Ofa’s impact was recorded as the worst Samoa had encountered in over 100 years, while the entire population was left in a state of shock claiming eight lives while it was estimated that the overall damage would amount to over US$180 million – at least US$150 million and US$30 million in Samoa and American Samoa respectively.
Over 25,000 people were left homeless, while the whole population of 170,000 people were affected with over 10,000 homes completely damaged, and all crops including breadfruit, banana and taro plantations destroyed. Electricity and water infrastructure sustained extensive damage. Waves of over 20 feet crashed onto coastal roads and 70 per cent of Samoa’s vital roads were badly damaged. and large vessels grounded communications are difficult. Queen Salamasina was grounded on the Apia reclaimed area, Lady Samoa grounded on Mulifanua Wharf and MV Salafai could not be located after the cyclone passed.
Although the storm was comparable to the 1966 hurricane which claimed dozens of lives in both Samoas, the difference was that in 1966 the storm lasted only a few hours while Cyclone Ofa went on for three days.
Radio 2AP was broadcasting from a make shift position near its Afiamalu transmitter after the loss of its seafront studio to huge waves.
The people of Samoa were unable to brace for the devastation of Ofa. Ahead of Ofa affecting Samoa, the FMS issued various gale and storm force wind warnings for Samoa, however, due to communication and various other problems some of these warnings did not reach the Apia Observatory. Some of the warnings that did get through were distorted and contained strong wind warnings, rather than storm force wind warnings. As a result, the public did not get adequate warning to expect strong winds rather than storm force winds, and the correct precautionary measures were not taken.
During February 1, the meteorological stations at the Apia Observatory and the Faleolo Airport started to report gale-force winds. During that day rain became heavy and widespread, before as the winds picked up most communications with the island nation were lost. At the height of the storm the only means of communication with then Western Samoa, was through a Polynesian Airlines Boeing 727 aircraft that was standing at Faleolo Airport. The Apia meteorological office was hit by high sea waves at 21:45 UTC (10:45 SST) and had to be abandoned due to rising floods before being completely destroyed a few hours later.

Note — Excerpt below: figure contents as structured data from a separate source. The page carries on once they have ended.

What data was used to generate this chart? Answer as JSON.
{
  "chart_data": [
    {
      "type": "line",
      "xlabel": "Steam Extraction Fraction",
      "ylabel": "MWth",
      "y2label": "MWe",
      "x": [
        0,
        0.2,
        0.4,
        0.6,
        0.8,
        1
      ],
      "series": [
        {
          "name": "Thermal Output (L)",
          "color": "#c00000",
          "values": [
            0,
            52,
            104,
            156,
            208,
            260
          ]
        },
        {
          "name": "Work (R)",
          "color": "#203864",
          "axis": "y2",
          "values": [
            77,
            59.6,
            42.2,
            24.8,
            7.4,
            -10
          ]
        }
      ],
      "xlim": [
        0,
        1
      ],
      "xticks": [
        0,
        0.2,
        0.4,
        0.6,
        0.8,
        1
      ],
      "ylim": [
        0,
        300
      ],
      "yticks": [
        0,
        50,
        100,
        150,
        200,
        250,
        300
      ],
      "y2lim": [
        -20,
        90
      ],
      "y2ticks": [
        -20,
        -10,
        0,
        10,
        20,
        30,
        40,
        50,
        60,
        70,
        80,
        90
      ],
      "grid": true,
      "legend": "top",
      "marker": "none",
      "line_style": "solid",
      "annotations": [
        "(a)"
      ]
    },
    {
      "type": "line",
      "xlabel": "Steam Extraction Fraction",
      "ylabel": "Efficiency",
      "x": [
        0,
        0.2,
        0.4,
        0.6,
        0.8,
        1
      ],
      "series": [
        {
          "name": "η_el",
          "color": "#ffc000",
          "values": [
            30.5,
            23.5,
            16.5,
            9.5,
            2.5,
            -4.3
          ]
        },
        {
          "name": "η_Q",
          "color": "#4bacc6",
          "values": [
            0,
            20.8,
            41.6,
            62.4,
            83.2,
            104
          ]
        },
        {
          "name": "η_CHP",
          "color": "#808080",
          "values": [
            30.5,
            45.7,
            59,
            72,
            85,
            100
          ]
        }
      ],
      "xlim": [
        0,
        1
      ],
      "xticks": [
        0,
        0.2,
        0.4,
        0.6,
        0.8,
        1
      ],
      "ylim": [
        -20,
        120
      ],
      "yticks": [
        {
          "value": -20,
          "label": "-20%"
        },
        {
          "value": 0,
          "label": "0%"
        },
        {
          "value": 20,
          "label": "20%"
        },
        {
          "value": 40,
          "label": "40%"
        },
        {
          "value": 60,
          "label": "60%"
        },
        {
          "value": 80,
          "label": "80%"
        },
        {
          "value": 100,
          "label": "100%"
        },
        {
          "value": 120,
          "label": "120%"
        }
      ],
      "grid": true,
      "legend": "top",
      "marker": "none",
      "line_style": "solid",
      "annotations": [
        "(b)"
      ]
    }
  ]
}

Cyclone Ofa was considered to be the worst tropical cyclone to affect Polynesia since Severe Tropical Cyclone Bebe in 1972. The system affected seven different island nations and caused gales or much stronger winds in six of those countries, which resulted in damage ranging from moderate to very severe. Storm tide from the cyclone which is the combined effect of storm surge and high tide caused havoc in several countries and was the major cause of destruction.
The FMS subsequently reported during the next day that the system had become a category 3 severe tropical cyclone. Ofa passed about 110 km (70 mi) to the west of Savai’i between 10:00 and 18:00 UTC.